Thursday, August 26, 2010

Goodness, Graciousness

I was just coming to check on my friend and look what I got,” I heard him say as the van door slid shut just before we pulled away. What he got was a warm meal, some hygiene items and a blanket.

His name was Dave and I encountered him last night on my first venture out in the Uplift van to deliver meals and necessities to the homeless in Kansas City. I was subbing for a friend who does this on a regular basis.

At every stop, we found our guests to be gracious and appreciative. “Thank you so much. God bless you.” We often didn’t have what they needed. “That’s, okay,” they’d say. It wasn’t okay for me. At least half of them asked for shirts and we didn’t have any. I have a drawer full of t-shirts at home—about half of which I never wear. It’s time to go through it again.

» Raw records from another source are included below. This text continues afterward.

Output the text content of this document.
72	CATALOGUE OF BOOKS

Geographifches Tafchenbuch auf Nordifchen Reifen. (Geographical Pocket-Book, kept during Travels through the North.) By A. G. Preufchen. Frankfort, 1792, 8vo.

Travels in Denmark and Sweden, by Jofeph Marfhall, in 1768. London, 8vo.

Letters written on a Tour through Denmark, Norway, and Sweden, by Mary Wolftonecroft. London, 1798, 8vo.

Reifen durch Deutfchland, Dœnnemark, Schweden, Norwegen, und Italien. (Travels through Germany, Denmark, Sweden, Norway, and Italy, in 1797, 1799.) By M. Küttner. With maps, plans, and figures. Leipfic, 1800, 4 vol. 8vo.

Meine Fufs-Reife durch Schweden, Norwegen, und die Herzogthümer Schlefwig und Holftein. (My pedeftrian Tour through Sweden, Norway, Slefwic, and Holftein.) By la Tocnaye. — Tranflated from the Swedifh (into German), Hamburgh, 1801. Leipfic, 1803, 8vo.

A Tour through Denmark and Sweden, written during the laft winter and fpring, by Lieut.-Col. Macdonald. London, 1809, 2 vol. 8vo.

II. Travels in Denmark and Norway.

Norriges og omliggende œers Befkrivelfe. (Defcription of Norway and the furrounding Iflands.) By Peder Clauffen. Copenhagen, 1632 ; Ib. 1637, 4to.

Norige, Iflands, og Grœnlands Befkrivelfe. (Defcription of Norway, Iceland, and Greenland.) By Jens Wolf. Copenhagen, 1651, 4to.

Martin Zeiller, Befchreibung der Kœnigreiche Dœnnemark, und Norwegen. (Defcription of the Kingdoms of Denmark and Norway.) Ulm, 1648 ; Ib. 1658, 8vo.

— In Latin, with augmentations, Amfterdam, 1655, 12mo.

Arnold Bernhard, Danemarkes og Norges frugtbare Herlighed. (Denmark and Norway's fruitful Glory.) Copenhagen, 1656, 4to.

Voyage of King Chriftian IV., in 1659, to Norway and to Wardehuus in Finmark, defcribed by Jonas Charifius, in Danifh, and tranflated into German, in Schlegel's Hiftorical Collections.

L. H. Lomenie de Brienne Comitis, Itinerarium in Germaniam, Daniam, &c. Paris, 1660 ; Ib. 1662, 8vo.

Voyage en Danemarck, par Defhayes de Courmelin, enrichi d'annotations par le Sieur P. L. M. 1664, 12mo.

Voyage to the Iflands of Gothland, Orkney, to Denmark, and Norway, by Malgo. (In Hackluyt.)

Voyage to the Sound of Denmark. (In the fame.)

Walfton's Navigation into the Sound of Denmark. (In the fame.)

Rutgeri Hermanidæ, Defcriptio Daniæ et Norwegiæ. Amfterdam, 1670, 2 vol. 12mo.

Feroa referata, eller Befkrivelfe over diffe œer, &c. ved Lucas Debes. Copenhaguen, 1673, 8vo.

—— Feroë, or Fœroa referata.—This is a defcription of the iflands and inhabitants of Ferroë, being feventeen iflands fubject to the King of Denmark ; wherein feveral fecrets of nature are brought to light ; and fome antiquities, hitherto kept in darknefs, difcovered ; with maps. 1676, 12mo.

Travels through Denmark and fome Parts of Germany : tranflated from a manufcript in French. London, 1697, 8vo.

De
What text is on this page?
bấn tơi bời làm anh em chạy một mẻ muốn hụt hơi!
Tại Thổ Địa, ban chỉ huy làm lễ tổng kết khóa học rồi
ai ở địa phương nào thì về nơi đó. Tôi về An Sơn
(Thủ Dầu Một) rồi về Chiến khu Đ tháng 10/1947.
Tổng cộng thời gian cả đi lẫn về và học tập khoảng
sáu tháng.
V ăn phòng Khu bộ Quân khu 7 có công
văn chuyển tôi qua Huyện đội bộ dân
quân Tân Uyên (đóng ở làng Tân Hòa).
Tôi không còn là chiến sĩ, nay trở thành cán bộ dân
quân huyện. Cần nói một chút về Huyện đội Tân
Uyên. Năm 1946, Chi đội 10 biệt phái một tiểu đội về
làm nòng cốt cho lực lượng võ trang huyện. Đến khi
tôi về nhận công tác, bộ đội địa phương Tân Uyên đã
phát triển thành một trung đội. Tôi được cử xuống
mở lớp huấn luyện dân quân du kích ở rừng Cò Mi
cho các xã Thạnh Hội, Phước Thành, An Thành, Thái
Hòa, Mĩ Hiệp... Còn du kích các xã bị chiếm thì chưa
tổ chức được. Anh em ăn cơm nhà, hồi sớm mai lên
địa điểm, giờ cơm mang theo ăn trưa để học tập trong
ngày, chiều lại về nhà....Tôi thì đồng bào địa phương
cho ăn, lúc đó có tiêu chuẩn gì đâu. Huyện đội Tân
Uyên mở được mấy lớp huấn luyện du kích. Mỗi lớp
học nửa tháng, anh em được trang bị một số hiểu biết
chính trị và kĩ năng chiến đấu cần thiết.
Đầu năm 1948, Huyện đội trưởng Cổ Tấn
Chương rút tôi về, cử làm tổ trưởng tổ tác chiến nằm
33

We met some who were witty and funny. Two, at separate stops, proudly boasted they had the same waist size they had in high school. By and large they looked out for one another. One stop was across the street from some police activity. One of our guests had been over there. He pointed at the others around the van, “They tried to warn me to stay away from there, but I didn’t listen.

And we met Dave. I don’t know where we were exactly—underneath an overpass somewhere. When we first arrived at this particular stop, we didn’t see anyone. One man came out of the darkness. We served him a plate of pasta with meat sauce and green beans. He came to the side of the van where we offered him hygiene items and other things he might need.

Then, his friend, Dave, came to the van. We served him. He chatted with his friend. He chatted with us. When we asked how he was he said, “Pretty good. I woke up on the right side of the dirt this morning.” As with everyone else, we offered things he might need. Toothpaste? Shampoo? “What I really need,” he said, “is a blessing.

He asked if we could pray. At his urging, we joined hands and he led us in prayer. I don’t remember all the words, it rhymed and I wondered if it was memorized from childhood. One line was “Thank you for all you have given us today.” Perhaps the reason I don’t remember the rest of the words is because I was struck by that line. I am grateful for all that I have, but I don’t often take time out of my day to say thanks for it. The message at church last Sunday was essentially the less you have the more you tend to appreciate what you do have. That was the case for this man.

When I was asked to volunteer, I had no idea what to expect. In the end, I was just helping out my friend, and look what I got. Thank you, God, for all you have given me today.